Mary received no such letters. No cousins or family friends called to deliver messages to her. No photographs of young fellows in lettered sweaters were hidden among her belongings. Her friends in the school thought this state of affairs very odd and they sometimes asked pointed questions.
Miss Barbara Howe, whose home was in Brookline and whose father was the senior partner of an old and well-known firm of downtown merchants, was the leading questioner. She liked Mary and the latter liked her. Barbara was pretty and full of spirits and, although she was the only child, and a rather spoiled one, in a wealthy family, there was no sn.o.bbishness in her make-up.
"But I can't see," she declared, "what you have been doing all the time.
Where have you been keeping yourself? Don't you know ANYBODY?"
Mary smiled. "Oh, yes," she replied, "I know a good many people."
"You know what I mean. Don't you know any of the fellows at Harvard, or Tech, or Yale, or anywhere? I know dozens. And you must know some. You know Sam Keith; you said you did."
Mary admitted that she knew Sam slightly.
"Isn't he fun! Sam and I are great chums. Doesn't he dance divinely!"
"I don't know. I never saw him dance."
"Then you've missed something. Do you know his friend, the one on the football team--Crawford Smith, his name is--do you know him?"
Mary nodded. "I--I've met him," she said.
"You HAVE? Don't you think he is perfectly splendid?"
"I don't know. Is he?"
"Of course he is. Haven't you read about him in the papers? He made that long run for a touchdown in the Yale game. Oh, you should have seen it!
I couldn't speak for two days after that game. He was just as cool and calm. All the Yale men were trying to get him and he dodged--I never saw anyone so cool and who kept his head so well."
"I thought the papers spoke most of the way he kept his feet."
"Then you did read about it! Of course you did! I'm just dying to know him. All the girls are crazy about him. Where did you meet him? Tell me!"
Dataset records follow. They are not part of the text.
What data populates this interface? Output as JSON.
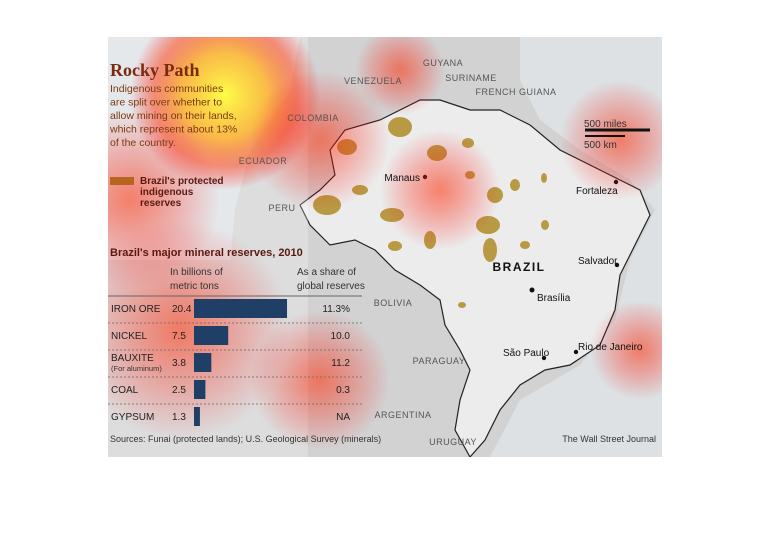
{
  "header": {
    "title": "Rocky Path",
    "description": [
      "Indigenous communities",
      "are split over whether to",
      "allow mining on their lands,",
      "which represent about 13%",
      "of the country."
    ],
    "legend": [
      "Brazil's protected",
      "indigenous",
      "reserves"
    ]
  },
  "map": {
    "countries": [
      "VENEZUELA",
      "GUYANA",
      "SURINAME",
      "FRENCH GUIANA",
      "COLOMBIA",
      "ECUADOR",
      "PERU",
      "BOLIVIA",
      "PARAGUAY",
      "ARGENTINA",
      "URUGUAY",
      "BRAZIL"
    ],
    "cities": [
      "Manaus",
      "Fortaleza",
      "Salvador",
      "Brasília",
      "São Paulo",
      "Rio de Janeiro"
    ],
    "scale": [
      "500 miles",
      "500 km"
    ]
  },
  "table": {
    "title": "Brazil's major mineral reserves, 2010",
    "value_header": [
      "In billions of",
      "metric tons"
    ],
    "share_header": [
      "As a share of",
      "global reserves"
    ],
    "rows": [
      {
        "mineral": "IRON ORE",
        "value": 20.4,
        "share": "11.3%"
      },
      {
        "mineral": "NICKEL",
        "value": 7.5,
        "share": "10.0"
      },
      {
        "mineral": "BAUXITE",
        "note": "(For aluminum)",
        "value": 3.8,
        "share": "11.2"
      },
      {
        "mineral": "COAL",
        "value": 2.5,
        "share": "0.3"
      },
      {
        "mineral": "GYPSUM",
        "value": 1.3,
        "share": "NA"
      }
    ]
  },
  "footer": {
    "sources": "Sources: Funai (protected lands); U.S. Geological Survey (minerals)",
    "credit": "The Wall Street Journal"
  }
}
Mary smiled. On the occasion of her only meeting with Crawford Smith that young fellow had been anything but cool.
"I met him in my uncle's store at South Harniss," she said. "It was three years ago."
"And you haven't seen him since? He is a great friend of Sam's. And Sam's people have a summer home at the Cape. Perhaps you'll meet him there again."
"Perhaps."
"Goodness! One would think you didn't want to."
"Why, I don't know that I do, particularly. Why should I?"
"Why should you! Mary Lathrop, I do think you are the queerest girl. You don't talk like a girl at all. Sometimes I think you are as old as--as Prissy." "Prissy" was the disrespectful nickname by which the young ladies referred, behind her back, to Miss Priscilla Cabot.